Link to dashboard: Chum Returns to the Lower Fraser Valley

Client: VIVA Capstone Project

My role: Data visualization, UI design, data wrangling

Tools: Tableau, Python, OpenRefine, Excel

Summary

This dashboard displays information about the timing and abundance of chum salmon during their fall migration into rivers near Vancouver, British Columbia. Users can see which streams salmon are migrating into, how many are there on average during the fall season, and how their populations change throughout the fall.

Background

I built this Tableau dashboard in fall of 2017 for VIVA’s Student Workshop Series with my friend Spence Duncan. He and I are fly fishing partners and spend a fair amount of time fishing salmon in the fall. Salmon are anadromous fish, meaning that they are born in freshwater, migrate out to sea to live their adult lives, and then return to freshwater to spawn and die. Fly fishing for salmon is at its best in that narrow window of time in the fall when salmon have returned to freshwater as adults, but have not yet begun spawning. Targeting fish at the beginning of their return is most productive as the fish are healthier and more likely to bite at a fly. Targeting fish late in their lifecycle can put unnecessary pressure on them while they are attempting to spawn, and walking in the river at this time can damage nests and eggs. This window is often only a week long, and because the exact timing of these returns varies depending on the stream, it can be difficult to know where to be and when to be there during the fall season. Knowing where salmon were throughout the season, how long they were in those streams, and how many of them were in each stream would allow us to better direct our fishing efforts. 

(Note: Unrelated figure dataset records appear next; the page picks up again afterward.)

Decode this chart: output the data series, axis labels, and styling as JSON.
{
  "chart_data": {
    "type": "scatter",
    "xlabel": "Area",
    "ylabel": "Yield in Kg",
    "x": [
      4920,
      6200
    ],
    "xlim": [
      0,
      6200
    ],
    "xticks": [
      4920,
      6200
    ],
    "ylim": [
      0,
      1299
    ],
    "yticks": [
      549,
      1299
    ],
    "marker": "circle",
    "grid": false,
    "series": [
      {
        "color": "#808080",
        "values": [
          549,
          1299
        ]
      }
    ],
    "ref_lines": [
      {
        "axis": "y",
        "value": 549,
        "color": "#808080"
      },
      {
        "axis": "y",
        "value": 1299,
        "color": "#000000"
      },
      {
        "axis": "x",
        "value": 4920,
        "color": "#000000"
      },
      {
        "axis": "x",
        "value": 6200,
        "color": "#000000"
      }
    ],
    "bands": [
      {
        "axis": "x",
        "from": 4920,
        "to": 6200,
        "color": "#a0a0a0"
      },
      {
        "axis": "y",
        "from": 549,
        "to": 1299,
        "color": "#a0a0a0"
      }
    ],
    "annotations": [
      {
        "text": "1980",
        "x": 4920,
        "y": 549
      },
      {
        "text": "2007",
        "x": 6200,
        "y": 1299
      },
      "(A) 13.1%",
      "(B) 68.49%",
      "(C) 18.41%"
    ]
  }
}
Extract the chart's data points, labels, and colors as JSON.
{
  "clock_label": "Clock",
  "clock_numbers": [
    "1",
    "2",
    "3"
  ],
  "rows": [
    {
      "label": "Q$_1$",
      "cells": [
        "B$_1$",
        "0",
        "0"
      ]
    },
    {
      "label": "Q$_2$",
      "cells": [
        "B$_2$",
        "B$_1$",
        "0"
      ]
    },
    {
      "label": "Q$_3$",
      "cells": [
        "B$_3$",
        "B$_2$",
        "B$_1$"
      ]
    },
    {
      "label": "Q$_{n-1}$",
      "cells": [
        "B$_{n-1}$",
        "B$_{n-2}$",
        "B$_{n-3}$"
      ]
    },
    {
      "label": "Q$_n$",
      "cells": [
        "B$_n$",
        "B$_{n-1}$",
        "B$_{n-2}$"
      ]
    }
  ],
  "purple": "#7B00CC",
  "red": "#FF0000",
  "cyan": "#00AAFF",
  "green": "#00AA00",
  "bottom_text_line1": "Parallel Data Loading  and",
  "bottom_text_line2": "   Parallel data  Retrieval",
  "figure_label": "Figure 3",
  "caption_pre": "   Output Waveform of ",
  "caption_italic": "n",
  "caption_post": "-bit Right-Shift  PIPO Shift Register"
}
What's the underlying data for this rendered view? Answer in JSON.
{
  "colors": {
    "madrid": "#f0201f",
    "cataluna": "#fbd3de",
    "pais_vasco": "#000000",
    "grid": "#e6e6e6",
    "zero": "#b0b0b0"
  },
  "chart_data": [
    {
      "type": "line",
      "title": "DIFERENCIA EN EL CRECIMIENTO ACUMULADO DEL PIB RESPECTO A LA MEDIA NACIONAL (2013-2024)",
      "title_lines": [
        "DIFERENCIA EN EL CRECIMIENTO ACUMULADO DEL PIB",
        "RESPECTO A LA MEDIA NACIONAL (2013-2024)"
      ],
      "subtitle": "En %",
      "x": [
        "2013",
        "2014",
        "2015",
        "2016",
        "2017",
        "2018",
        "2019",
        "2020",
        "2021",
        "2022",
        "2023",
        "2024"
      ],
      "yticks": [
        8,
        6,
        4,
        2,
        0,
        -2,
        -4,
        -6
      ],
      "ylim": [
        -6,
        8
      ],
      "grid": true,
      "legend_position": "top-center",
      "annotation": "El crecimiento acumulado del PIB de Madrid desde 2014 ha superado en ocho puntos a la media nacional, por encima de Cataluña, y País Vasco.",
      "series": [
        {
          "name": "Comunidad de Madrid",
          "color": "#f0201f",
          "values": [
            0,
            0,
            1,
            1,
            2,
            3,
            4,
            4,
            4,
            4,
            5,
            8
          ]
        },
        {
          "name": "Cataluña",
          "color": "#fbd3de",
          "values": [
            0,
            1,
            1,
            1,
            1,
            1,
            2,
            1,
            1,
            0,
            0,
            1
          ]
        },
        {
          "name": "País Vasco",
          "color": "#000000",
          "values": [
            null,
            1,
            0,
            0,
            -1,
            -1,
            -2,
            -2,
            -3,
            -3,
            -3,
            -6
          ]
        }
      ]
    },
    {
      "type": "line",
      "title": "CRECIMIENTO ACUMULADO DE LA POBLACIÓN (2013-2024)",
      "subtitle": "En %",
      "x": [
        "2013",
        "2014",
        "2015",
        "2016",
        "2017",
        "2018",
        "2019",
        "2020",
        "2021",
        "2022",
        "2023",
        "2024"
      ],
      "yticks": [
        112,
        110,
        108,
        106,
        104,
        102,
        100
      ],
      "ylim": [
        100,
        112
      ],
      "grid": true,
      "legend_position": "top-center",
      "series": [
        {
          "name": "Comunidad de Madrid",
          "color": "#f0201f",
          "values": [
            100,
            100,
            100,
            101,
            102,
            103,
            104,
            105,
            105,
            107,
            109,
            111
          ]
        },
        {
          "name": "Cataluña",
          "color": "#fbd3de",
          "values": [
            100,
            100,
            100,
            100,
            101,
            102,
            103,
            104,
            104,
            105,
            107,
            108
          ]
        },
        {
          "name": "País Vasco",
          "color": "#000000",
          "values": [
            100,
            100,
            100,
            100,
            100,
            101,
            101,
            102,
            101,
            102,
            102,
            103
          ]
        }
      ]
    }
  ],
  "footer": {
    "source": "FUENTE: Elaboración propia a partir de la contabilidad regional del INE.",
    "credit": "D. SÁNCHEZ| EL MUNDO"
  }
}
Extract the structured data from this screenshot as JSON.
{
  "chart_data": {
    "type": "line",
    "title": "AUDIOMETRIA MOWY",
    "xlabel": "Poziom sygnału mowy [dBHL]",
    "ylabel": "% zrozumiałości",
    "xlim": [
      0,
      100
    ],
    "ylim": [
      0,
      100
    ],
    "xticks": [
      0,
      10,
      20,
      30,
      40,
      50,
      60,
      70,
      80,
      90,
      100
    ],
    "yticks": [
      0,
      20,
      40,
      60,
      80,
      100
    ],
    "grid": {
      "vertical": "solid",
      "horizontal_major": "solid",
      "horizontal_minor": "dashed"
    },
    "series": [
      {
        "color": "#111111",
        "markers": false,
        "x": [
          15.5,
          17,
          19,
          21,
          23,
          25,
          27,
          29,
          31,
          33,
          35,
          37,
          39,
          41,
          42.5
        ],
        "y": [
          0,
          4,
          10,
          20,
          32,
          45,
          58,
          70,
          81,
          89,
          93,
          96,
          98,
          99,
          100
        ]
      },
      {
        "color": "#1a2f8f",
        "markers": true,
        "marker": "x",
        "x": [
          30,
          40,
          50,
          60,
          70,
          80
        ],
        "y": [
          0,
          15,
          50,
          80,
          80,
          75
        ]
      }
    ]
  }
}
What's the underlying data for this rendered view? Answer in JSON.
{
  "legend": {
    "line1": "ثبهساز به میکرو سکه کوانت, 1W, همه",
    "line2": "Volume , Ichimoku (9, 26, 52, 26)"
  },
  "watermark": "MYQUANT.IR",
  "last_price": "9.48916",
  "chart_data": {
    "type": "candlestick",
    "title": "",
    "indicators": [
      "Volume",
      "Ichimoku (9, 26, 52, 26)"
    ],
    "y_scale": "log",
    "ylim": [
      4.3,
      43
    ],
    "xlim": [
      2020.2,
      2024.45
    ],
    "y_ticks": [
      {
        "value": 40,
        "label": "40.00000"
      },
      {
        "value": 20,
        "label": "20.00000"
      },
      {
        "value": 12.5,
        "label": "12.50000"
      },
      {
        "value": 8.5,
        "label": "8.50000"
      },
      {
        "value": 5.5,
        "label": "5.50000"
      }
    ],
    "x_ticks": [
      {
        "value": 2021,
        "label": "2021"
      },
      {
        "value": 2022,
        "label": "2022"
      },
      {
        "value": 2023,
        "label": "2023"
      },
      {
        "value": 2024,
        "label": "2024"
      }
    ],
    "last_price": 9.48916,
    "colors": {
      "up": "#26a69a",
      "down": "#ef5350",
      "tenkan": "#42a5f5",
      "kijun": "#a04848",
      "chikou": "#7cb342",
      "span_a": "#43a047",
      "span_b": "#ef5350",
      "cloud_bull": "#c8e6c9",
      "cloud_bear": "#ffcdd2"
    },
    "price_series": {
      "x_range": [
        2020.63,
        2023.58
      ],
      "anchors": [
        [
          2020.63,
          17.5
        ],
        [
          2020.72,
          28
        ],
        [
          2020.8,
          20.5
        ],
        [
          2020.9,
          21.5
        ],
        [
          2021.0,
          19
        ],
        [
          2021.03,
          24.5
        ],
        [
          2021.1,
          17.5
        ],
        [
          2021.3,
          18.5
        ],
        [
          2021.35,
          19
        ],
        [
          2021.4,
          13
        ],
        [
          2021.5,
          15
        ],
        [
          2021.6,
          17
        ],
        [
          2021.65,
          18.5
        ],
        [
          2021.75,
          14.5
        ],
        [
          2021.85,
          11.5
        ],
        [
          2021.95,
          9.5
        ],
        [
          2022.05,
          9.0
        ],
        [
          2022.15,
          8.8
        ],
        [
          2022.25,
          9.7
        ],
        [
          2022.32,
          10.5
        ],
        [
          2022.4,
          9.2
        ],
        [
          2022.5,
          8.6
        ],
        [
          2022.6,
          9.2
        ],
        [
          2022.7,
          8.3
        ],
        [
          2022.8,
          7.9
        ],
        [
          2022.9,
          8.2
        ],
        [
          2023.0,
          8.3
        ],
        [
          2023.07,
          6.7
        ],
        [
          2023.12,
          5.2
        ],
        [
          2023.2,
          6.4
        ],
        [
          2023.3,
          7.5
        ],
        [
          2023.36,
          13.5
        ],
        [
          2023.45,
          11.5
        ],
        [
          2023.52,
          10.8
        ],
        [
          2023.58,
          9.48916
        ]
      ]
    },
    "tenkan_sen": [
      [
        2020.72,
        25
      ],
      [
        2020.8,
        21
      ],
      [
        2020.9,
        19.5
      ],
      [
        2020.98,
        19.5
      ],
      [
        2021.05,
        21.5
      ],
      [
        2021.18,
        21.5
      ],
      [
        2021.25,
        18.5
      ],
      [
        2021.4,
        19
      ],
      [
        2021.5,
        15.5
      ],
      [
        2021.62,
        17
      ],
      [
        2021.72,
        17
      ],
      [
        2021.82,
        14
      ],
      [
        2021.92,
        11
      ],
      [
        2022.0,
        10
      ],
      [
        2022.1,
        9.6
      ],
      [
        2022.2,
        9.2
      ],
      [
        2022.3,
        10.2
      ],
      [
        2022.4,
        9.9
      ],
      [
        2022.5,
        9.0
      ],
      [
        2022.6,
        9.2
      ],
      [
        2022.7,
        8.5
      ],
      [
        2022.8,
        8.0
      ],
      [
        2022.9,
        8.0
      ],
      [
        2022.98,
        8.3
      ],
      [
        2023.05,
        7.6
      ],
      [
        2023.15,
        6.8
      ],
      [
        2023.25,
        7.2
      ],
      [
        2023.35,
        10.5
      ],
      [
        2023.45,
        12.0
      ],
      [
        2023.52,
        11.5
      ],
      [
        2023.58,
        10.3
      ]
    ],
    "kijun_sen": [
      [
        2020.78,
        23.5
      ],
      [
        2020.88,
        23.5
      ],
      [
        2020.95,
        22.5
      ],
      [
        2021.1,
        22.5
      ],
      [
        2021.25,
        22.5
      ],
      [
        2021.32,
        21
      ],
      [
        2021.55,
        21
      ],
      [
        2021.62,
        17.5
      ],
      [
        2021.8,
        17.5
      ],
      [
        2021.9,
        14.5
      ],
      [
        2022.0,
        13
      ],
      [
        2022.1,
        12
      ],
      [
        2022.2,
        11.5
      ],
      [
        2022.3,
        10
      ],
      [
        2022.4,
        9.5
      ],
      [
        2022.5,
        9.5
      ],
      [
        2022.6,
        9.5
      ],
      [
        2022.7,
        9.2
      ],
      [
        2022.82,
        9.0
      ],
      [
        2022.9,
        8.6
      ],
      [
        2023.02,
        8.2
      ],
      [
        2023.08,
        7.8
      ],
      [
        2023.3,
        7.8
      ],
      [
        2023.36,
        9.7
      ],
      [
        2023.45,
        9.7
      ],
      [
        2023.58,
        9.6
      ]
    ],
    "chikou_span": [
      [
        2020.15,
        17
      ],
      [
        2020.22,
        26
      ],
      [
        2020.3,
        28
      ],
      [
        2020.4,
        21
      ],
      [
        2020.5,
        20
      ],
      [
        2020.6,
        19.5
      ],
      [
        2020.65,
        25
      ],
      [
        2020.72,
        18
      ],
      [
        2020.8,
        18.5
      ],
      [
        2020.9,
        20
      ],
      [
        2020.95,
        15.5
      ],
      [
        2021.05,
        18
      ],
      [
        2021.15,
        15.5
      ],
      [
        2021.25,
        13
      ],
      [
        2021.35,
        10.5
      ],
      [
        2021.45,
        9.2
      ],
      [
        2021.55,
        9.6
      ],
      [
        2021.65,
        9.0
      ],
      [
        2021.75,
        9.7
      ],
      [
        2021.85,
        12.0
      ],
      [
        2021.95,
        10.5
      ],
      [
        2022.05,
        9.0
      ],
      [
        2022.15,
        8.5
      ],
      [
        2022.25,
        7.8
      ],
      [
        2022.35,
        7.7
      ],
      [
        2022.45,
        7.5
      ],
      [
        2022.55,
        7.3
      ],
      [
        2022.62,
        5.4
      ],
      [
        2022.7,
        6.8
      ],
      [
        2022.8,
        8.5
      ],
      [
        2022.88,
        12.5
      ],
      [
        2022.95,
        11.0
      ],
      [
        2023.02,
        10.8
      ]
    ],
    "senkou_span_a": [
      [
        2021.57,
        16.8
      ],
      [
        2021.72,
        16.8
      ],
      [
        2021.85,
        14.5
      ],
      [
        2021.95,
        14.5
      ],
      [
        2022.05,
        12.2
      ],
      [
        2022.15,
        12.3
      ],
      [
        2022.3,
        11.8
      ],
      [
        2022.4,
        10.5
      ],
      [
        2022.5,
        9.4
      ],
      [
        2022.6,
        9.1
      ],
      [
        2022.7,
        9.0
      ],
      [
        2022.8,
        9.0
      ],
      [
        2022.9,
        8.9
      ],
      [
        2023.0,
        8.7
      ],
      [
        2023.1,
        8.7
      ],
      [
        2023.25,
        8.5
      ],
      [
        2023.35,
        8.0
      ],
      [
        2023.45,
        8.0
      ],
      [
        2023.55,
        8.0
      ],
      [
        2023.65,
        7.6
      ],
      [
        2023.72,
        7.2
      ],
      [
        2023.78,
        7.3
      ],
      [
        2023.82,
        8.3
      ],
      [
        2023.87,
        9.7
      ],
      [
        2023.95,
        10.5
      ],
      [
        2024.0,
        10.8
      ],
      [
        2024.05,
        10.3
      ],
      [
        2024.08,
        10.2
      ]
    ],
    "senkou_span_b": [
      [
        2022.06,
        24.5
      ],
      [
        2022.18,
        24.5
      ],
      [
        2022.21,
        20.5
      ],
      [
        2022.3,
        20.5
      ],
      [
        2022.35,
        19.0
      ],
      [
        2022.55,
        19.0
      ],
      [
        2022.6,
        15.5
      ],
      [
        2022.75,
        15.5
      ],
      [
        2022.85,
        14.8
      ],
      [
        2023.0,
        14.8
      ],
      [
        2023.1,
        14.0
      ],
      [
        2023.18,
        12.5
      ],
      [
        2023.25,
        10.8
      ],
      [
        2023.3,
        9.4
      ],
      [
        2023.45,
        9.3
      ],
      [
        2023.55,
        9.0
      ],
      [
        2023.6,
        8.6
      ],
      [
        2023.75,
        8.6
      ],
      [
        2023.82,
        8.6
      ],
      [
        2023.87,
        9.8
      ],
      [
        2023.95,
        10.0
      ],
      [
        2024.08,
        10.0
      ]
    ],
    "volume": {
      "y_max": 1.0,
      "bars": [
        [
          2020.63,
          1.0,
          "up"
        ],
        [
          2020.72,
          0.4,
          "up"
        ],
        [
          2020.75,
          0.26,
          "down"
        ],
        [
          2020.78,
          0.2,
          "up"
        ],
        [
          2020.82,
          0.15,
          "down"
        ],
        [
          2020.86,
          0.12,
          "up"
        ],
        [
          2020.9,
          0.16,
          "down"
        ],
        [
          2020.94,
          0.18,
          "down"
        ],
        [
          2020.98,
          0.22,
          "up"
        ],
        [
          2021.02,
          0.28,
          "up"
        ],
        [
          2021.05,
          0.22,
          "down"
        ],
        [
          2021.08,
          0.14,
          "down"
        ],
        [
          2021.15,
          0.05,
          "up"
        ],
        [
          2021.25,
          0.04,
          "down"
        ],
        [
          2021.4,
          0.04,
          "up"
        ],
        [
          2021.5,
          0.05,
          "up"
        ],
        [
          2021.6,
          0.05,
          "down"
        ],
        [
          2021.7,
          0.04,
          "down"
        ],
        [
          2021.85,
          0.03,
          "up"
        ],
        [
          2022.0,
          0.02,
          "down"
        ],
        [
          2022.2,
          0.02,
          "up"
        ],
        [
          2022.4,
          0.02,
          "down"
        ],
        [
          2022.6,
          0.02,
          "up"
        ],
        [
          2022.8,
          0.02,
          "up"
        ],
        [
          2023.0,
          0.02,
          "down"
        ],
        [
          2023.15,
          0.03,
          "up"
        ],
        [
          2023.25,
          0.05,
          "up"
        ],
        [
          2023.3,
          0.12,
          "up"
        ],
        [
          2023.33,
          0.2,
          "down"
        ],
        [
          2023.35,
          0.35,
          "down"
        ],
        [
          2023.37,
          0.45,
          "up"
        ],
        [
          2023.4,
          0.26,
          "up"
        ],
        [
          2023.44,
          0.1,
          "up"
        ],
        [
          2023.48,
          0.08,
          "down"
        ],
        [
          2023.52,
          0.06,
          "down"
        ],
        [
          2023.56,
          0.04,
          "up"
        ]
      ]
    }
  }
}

The federal Department of Fisheries and Oceans is the government body that conducts research into salmon runs, and so we did a literature survey of their published work to find an appropriate data set. Spence found a paper entitled “Coho (Oncorhynchus kisutch) and Chum (O. keta) Salmon Visual Enumeration Surveys in Twenty-Six Lower Fraser Area Streams 1999-2005”, which documented chum salmon runs in a number of small creeks in the Fraser Valley. We contacted the lead author, and she graciously supplied a set of excel documents that contained the published data.  

Data Management

The data consisted of fish counts during the falls of 1999 to 2005 at 26 creeks throughout the Fraser Valley. Variables were as follows: creek name, latitude, longitude, date, count. A separate excel document had been maintained for each creek. We wrote a python script to consolidate and transform the data into a single tabular csv file, which we then processed using OpenRefine to clean up inconsistencies in creek names and lat/long.

Design

As with all visualization design, we had to lay out what we wanted the visualization to help us accomplish before beginning to design it. Our overarching goal was to create an interface that would allow us to explore the data and pick up trends, patterns and outliers in these salmon runs. More specifically, we wanted to determine the following:

Task 1: Which creeks hold the most fish?

Task 2: How many fish are in each creek at any given time during the fall season?

Task 3: When do these runs peak (ie at what date do fish counts reach their maximum value for any given creek)? 

Admittedly, these could be accomplished to varying degrees by sorting and filtering a database, but while this would allow you to look up these numbers, it would not enable the sort of exploration of the data that would give you a more complete understanding of how salmon runs vary throughout the Fraser Valley. 

Conclusions

Designing this visualization gave me new insight into the patterns that spawning salmon exhibit in the Fraser Valley. For one, salmon runs in the Fraser valley both begin much earlier and end much later than I expected. Based on personal experience, I thought that chum in-migration mainly occurred during the first and second weeks of October. In fact, chum were present in some systems until late December. Chum survive in freshwater for less than two weeks, and thus these fish would not be mid-October holdovers, but late movers who came into the river system in mid-December at earliest. Generally speaking, salmon runs were more diverse than I expected, in both run timing and total run size. In my uninformed imagination, creeks generally got a couple thousand fish, and these arrived in mid October. Instead, runs varied from fewer than a hundred (ie Chilqua) to over ten thousand (ie Squawkum), and peaked anywhere from October (ie Kanaka) to December (ie Chilqua). Year to year variation was also interesting, in that run size was highly variable, but run timing was relatively consistent. For example, Squawkum consistently saw its highest returns in mid November, but the size of these returns varied from fewer than 4000 fish to nearly 15000.  

Integrating a map view of the data also revealed some patterns in timing and distribution. From casual observation, it appears that spawning tends to peak in the western Fraser Valley earlier than it does in the east.  Furthermore, the highest density of observations comes from the greater Chilliwack area. This could reflect either a) a greater density of salmon bearing streams in the region or b) a bias towards observing and reporting on these systems.